By Rod Whitfield
During a casual discussion about the Star Wars movies over dinner, two Spanish film makers, Toni Bestard and Marcos Cabotá, decided to track down the man who was the physical embodiment of the original films’ main villain Darth Vader and make a documentary about him. He had been treated rather shabbily by writer and director George Lucas. Some of the others involved in the original trilogy from the late 70s and early 80s, as well as Bestard and Cabotá, decided that it was a story worth telling. Bestard joined us recently from his home in Spain to tell us about the inspiration behind making, I Am Your Father.
“Three years ago, Marcos and me, the other director, we met at a dinner and we started talking about Star Wars,” he begins the story, “because we are Star Wars fans. During this conversation, we started talking about David Prowse. We knew who he was and we wondered what he was doing now. We knew something about his story, but after this conversation, the next day, we started to investigate.
“We wondered if anyone had made a film about him, we guessed that maybe someone in the UK had made a documentary or film, but nobody had! So two weeks after the first conversation between Marcos and me, we went to London. We went to David’s home, and we asked if we could make a documentary about his life, and he said ‘Okay, yes, why not!’
“So finally, three years later, we can show the story to the people.”
At the time of the making of the original films, there was some controversy and a lot of ‘he said, she said’ bickerings about some of the plotlines of the trilogy being leaked to the press. Prowse took a lot of the blame for the leaks, even though there was much doubt around whether he was the source, and he has remained quite a shunned figure in the eyes of some of the people involved in the making of the original movies. Prowse’s face was also famously not used in the final scenes of the third movie of the trilogy, Return of the Jedi, when Vader’s helmet was finally removed, which was a source of consternation for Prowse.
However, Bestard maintains that Prowse is not bitter about the way things went, back then and ever since.
“He is more disappointed with Lucasfilm,” he says, “the words ‘angry’ or ‘bitter’ are not the real words I would use to describe him. He had a great experience at the beginning, but then it became really uncomfortable, and it was not a good time for him. Everybody from Lucasfilm, when they were shooting the third movie, thought that he had talked to the press and gave a big spoiler of the film.
“But all these years, he has always said ‘I never said anything to the press’, but nobody believes him. We even found the original journalist who did the interview, and he confessed to us that David Prowse never said anything.”

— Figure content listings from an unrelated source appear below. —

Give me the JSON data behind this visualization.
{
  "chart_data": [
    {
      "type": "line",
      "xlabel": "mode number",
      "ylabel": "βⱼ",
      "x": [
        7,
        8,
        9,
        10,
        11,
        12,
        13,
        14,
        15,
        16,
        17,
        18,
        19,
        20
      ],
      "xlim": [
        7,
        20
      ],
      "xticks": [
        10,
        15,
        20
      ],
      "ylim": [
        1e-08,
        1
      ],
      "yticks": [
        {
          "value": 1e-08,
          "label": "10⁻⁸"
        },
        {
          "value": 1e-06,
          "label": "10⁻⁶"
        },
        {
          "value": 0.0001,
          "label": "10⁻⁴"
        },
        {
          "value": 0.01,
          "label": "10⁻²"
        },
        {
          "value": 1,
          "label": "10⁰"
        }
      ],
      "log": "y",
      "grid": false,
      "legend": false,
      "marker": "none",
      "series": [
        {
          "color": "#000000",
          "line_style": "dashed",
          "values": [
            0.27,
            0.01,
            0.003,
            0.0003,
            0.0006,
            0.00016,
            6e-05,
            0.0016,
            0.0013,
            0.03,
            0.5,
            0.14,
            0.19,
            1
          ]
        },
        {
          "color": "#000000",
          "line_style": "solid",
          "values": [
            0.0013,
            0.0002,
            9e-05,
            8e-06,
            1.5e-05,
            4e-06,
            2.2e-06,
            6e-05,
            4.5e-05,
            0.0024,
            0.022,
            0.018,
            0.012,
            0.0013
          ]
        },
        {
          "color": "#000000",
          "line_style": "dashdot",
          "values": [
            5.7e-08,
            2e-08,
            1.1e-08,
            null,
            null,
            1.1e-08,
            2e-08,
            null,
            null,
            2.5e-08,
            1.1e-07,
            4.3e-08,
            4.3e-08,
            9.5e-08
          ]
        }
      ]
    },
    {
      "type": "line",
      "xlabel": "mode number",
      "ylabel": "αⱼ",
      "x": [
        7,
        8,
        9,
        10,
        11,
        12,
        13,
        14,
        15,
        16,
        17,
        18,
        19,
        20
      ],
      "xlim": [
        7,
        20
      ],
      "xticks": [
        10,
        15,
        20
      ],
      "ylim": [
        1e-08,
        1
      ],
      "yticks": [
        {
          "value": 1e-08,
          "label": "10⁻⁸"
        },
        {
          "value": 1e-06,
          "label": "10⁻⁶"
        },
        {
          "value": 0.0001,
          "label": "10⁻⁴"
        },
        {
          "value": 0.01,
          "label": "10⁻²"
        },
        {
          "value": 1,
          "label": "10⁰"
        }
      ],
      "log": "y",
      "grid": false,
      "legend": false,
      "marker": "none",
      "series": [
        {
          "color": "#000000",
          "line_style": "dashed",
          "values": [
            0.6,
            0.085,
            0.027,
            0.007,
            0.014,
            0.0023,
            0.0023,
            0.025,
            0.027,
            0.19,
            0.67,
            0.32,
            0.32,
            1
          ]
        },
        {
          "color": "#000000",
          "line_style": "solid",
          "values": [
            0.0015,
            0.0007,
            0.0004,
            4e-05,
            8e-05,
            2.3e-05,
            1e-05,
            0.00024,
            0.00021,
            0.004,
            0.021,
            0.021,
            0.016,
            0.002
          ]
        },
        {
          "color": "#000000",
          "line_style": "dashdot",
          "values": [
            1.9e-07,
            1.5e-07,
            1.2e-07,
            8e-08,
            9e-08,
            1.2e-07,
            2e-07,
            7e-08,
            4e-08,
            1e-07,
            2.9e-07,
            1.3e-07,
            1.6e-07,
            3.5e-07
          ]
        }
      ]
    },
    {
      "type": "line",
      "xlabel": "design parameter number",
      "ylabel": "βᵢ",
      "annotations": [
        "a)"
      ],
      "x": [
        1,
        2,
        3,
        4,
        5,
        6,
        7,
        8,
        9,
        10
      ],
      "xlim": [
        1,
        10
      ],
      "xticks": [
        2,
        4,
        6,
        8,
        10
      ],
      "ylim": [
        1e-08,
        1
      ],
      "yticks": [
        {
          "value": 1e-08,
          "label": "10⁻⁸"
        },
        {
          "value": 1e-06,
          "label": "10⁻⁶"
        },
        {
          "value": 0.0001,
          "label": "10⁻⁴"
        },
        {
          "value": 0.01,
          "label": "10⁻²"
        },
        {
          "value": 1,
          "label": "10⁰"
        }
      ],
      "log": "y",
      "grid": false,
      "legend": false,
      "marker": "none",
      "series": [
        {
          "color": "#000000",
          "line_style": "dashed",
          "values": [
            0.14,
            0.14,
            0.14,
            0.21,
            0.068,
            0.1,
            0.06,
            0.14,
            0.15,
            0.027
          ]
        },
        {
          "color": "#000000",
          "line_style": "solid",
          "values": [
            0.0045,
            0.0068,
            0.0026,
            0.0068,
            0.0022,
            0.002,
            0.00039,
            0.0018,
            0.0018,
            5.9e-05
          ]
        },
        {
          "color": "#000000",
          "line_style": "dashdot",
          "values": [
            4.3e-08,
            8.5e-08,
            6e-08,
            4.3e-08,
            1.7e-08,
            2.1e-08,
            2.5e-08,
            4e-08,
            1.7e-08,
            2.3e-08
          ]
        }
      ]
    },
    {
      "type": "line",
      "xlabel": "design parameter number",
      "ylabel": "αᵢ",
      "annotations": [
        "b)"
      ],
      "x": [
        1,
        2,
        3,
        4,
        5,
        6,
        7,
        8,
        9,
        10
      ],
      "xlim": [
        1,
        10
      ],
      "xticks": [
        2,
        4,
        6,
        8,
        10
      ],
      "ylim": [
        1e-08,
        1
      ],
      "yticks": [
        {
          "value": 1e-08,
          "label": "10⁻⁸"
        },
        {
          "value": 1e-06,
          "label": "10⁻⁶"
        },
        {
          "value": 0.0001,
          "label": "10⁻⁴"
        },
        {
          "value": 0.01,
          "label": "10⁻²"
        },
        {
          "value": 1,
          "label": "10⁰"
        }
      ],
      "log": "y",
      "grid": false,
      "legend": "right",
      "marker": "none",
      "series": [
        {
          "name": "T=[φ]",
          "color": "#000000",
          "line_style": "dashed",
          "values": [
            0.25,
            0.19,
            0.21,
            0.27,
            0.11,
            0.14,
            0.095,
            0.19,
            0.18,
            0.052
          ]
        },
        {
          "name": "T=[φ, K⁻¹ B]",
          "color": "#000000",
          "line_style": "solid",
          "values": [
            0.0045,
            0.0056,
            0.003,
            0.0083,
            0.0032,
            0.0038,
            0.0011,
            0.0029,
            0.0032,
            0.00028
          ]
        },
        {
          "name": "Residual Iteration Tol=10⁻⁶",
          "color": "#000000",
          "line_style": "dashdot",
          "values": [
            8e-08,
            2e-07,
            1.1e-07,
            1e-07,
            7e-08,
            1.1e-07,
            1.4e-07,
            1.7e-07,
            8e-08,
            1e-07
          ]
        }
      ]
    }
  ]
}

One of the highlights of the documentary, and something that gives a positive shine to what was quite an awkward situation, was that the film makers decided to re-shoot that famous scene, but this time with Prowse’s face used as the face of Darth Vader, rather than with the English actor Sebastian Shaw as in the original film. Prowse seems genuinely thrilled at the end of the documentary by the result of that re-shoot.
“For us it was really important to finish the film, to give back the glory that David didn’t have in the past, and re-shoot that scene,” Bestard says, “we asked David, he was not really sure about it, he thought Lucasfilm might get angry. But we said to him ‘Don’t worry David, we will never show this to an audience’, because it’s really complicated, with copyright, we don’t want to have problems with Lucasfilm. We are small Spanish film makers and Lucasfilm is a big industry. We can’t win that battle!
“So we decided to re-shoot the scene but not show it in the documentary, just show it to him and a few others.”
Do you think the scene will ever be seen beyond that close circle of people? “I don’t know, maybe!” He laughs, “it’s out of my hands. Maybe one day.”
I Am Your Father is available on DVD on 6 April 2016 via Shock Entertainment.